One Single Shot #1: Relatively Clean Rivers

Space rock stile West coast per la prima puntata della nostra serie dedicata ai successi irripetibili (e irripetuti) del pop

GF

16 aprile 2026 • 3 minuti di lettura

Relatively Clean Rivers
Relatively Clean Rivers

Un colpo solo. One Single Shot racconta la storia di quei successi irripetibili – e irripetuti: un solo disco, spesso memorabile, e poi l'oblio. Per scoprirne altri, c'è il libro One Single Shot di Guido Festinese.

Il 1976, esattamente mezzo secolo fa, è quasi un “fuori tempo massimo” per molte vicende legate a quel misterioso oggetto (“che ci sia ciascun lo dice, dove sia nessun lo sa”) che s’è convenuto di chiamare “classic rock”.

Si accartocciavano su se stessi e scolorivano i sogni sfavillanti della West Coast di libertà, il cosiddetto progressive rock cominciava a mostrare segni di necrosi e paralisi per eccesso di gigantismo, arrivavano le zampate punk salutate come rivoluzione “autentica” e rock.

Ammesso e non concesso che chiunque predichi, in qualsiasi recinto stilistico, la perentoria “autenticità”di un manufatto musicale  è artefice di una splendida costruzione retorica, non di ruvida essenzialità, e questo succede nelle note popular almeno da “That’s Alright Mama” con l’ugola di Elvis Presley.

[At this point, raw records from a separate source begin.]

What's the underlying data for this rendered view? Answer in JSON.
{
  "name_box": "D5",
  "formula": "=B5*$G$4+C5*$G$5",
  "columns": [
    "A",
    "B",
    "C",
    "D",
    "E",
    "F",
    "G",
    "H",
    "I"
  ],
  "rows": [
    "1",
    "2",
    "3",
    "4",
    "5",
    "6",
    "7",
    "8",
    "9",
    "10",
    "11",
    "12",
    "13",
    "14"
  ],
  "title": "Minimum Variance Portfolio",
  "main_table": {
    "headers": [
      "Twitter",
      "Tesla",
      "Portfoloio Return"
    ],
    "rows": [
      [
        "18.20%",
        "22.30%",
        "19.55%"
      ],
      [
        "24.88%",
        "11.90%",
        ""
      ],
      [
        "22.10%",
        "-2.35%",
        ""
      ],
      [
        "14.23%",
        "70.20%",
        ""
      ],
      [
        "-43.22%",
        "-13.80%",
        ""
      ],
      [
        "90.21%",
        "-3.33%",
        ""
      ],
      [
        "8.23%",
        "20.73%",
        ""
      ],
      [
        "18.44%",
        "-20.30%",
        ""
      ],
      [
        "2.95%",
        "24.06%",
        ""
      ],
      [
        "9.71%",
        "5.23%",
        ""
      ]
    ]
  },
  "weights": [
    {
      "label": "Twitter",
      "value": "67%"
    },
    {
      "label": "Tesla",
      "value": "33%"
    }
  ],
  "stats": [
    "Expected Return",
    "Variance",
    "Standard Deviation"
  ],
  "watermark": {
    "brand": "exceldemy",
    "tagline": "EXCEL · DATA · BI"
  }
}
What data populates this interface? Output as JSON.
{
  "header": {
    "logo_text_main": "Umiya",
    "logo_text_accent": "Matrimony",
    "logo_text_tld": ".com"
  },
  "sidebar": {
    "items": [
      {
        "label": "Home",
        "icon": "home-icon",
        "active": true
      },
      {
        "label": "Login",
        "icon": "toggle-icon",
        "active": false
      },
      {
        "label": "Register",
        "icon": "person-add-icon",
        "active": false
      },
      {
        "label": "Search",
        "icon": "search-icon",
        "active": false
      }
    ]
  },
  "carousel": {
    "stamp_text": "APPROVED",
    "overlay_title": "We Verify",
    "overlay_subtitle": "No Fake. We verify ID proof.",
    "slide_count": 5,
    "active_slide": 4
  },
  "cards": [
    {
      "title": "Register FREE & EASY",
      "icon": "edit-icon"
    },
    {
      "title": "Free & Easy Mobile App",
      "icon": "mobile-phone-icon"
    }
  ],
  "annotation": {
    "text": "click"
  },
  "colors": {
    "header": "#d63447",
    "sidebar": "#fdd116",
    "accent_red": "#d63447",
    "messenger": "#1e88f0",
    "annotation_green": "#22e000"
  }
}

In quel 1976 che oggi sembra succosa archeologia, e per tanti una miniera creativa ancora da sondare in profondità, si va a incastonare l’unico disco di una formazione degli States che, in quanto a bizzarria di nome scelto, fa una bella concorrenza ai gruppi prog italiani, quelli che sceglievano di chiamarsi “Consorzio Acqua Potabile” o (e tempo e notorietà hanno diluito la bizzarria) “Banco del Mutuo Soccorso”.

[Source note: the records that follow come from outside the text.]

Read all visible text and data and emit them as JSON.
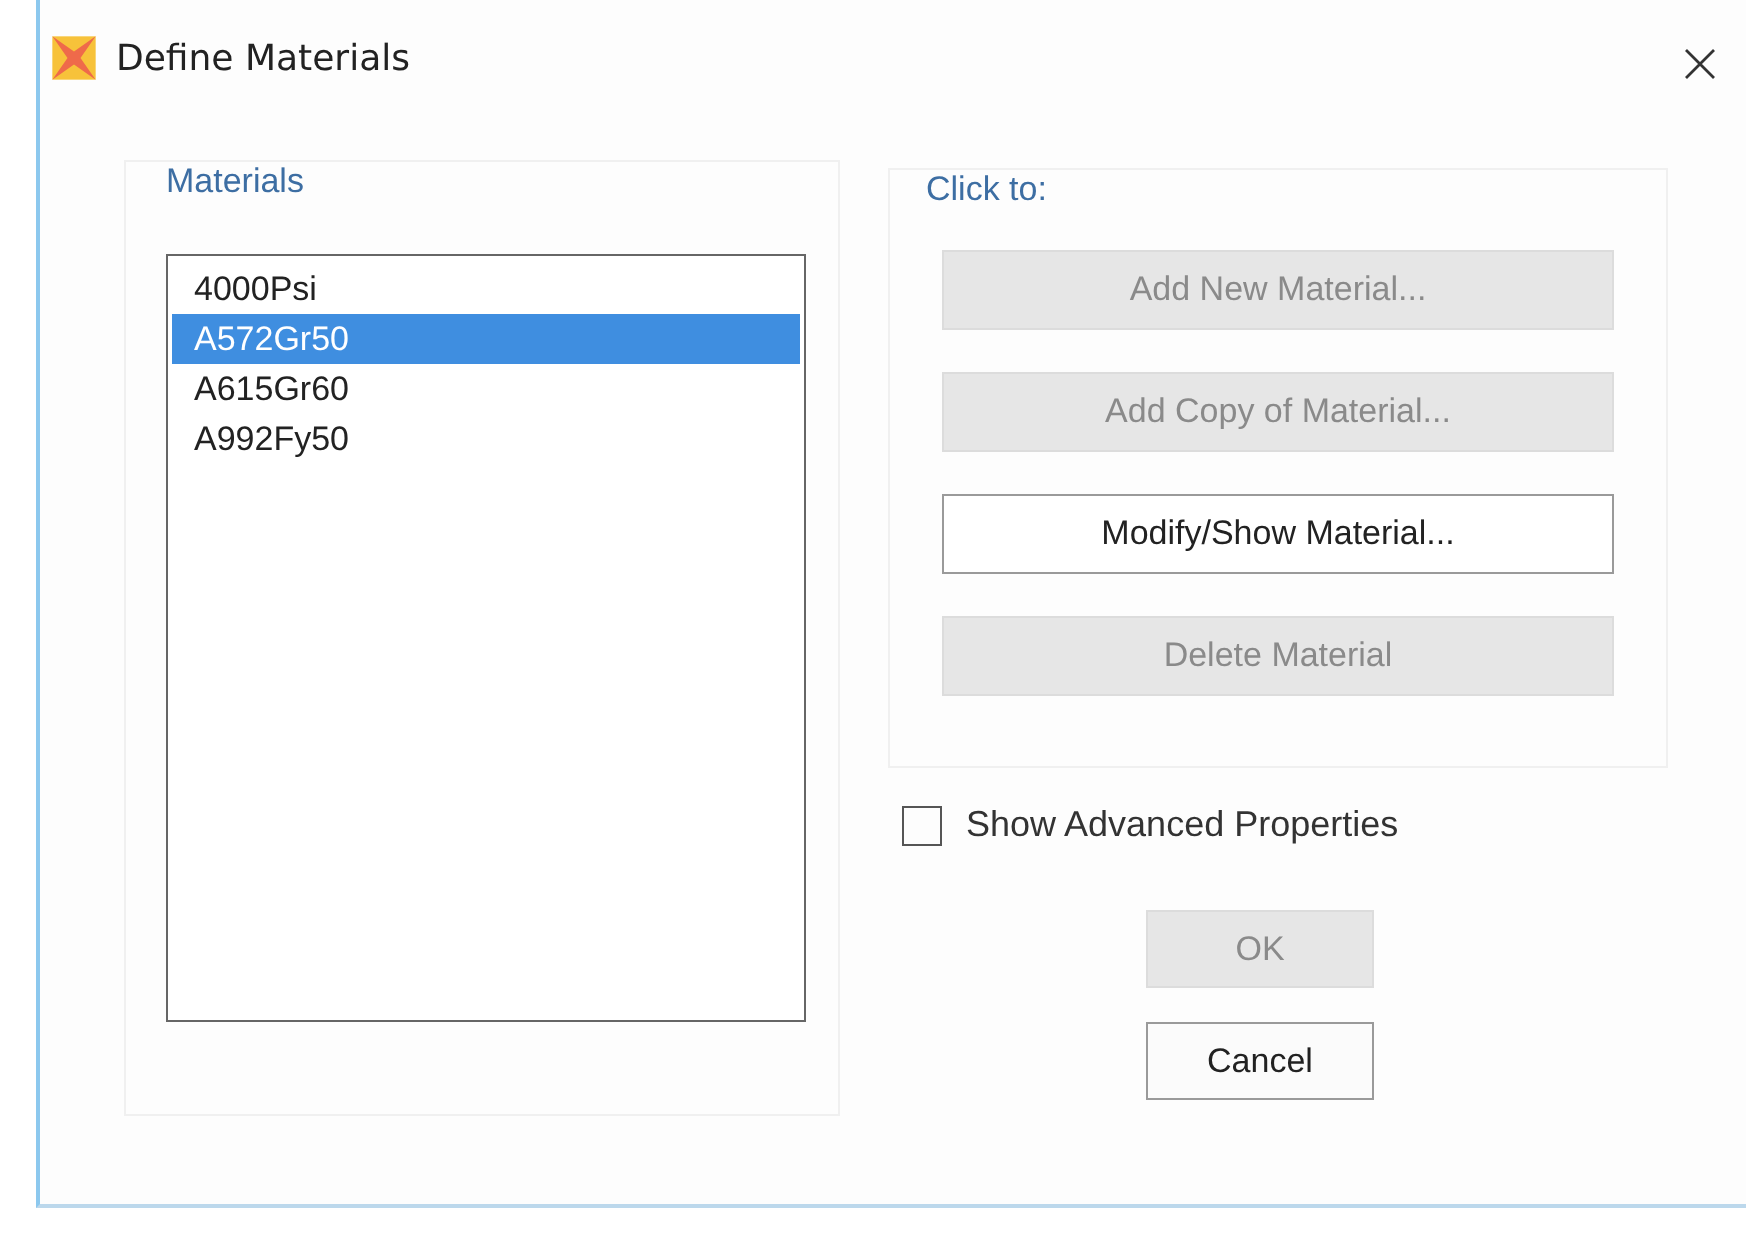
{
  "window": {
    "title": "Define Materials"
  },
  "materials": {
    "label": "Materials",
    "items": [
      {
        "name": "4000Psi",
        "selected": false
      },
      {
        "name": "A572Gr50",
        "selected": true
      },
      {
        "name": "A615Gr60",
        "selected": false
      },
      {
        "name": "A992Fy50",
        "selected": false
      }
    ]
  },
  "actions": {
    "label": "Click to:",
    "buttons": [
      {
        "label": "Add New Material...",
        "disabled": true
      },
      {
        "label": "Add Copy of Material...",
        "disabled": true
      },
      {
        "label": "Modify/Show Material...",
        "disabled": false
      },
      {
        "label": "Delete Material",
        "disabled": true
      }
    ]
  },
  "show_advanced": {
    "label": "Show Advanced Properties",
    "checked": false
  },
  "dialog_buttons": [
    {
      "label": "OK",
      "disabled": true
    },
    {
      "label": "Cancel",
      "disabled": false
    }
  ]
}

La formazione in questione westcoastiana scelse di chiamarsi Relatively Clean Rivers, fiumi relativamente puliti. Coscienza ecologica in piena sorgiva epifania? Mera fascinazione per le tre parole riunite? E poi, perché “relativamente” puliti? Per prova provata di bagno rituale nelle acque sospette?

Coscienza ecologica in piena sorgiva epifania? Mera fascinazione per le tre parole riunite? E poi, perché “relativamente” puliti? Per prova provata di bagno rituale nelle acque sospette?

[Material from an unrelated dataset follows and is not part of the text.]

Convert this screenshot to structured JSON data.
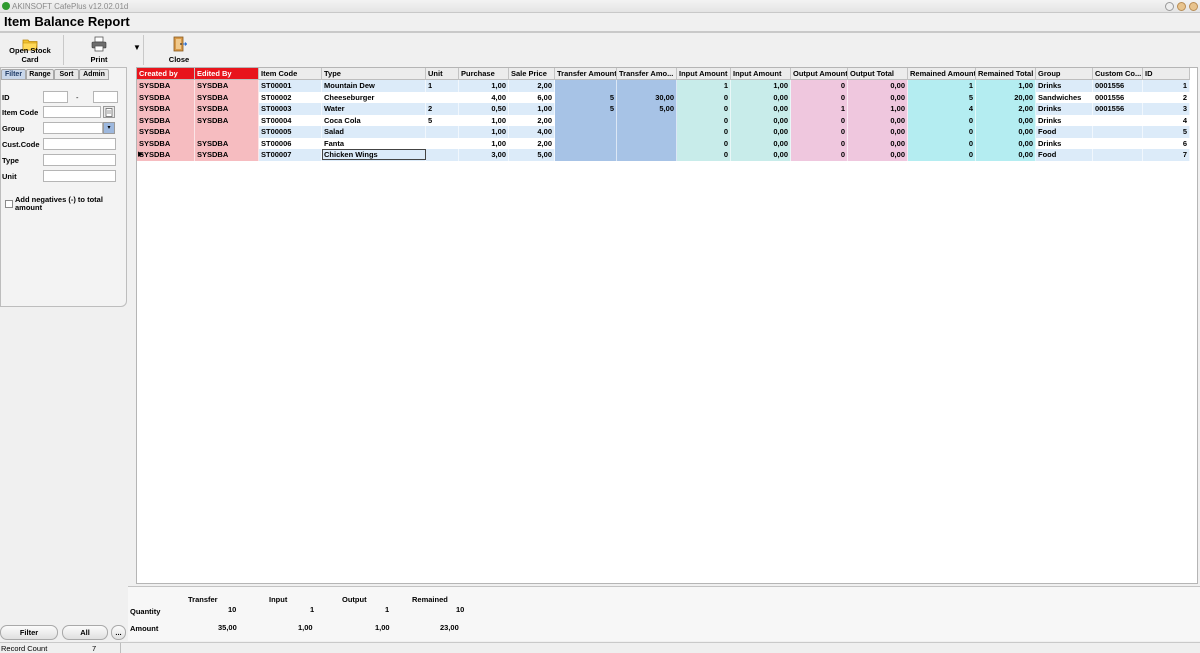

Sia come sia, i Fiumi Non Impeccabili furono il prodotto della mente del signor Phil Pearlman, freak barbuto e dai lunghi capelli californiano che i cacciatori di notizie archeo - rock ritrovano anche con Beat Of The Earth ed Electronic Hole: i primi, un disco nel 1967, artefici di avvampanti jam session da spalmare sui due lati del padellone in vinile, i secondi, 1970, più concentrati sulla forma canzone.

Poi arriva questo disco: un piccolo capo d’opera bistrattato della “Cosmic american music” che praticava lo sfortunato Gram Parsons, e che i Grateful Dead lambirono spesso e approfondirono decisamente in American Beauty. Il tutto significa, dunque, psichedelia a briglia sciolta e ricordi di country music elettrificata assieme, e non è ancora finita. Perché qui è dato trovare anche armonie vocali sinuose, echi evidenti di Crosby, Stills & Nash, ascolti attenti di Neil Young, inevitabili derive modali ragarock col sapore di Medio Oriente.

Ne stampò cinquecento copie, Phil Pearlman, e si industriò a distribuirsele da solo, col furgone. Poi basta. Svanito nelle campagne, e diventato cristiano fervente, pare dopo aver trovato una Bibbia sulla spiaggia.

Scrisse Ovidio; “Bene ha vissuto, chi ha saputo nascondersi”.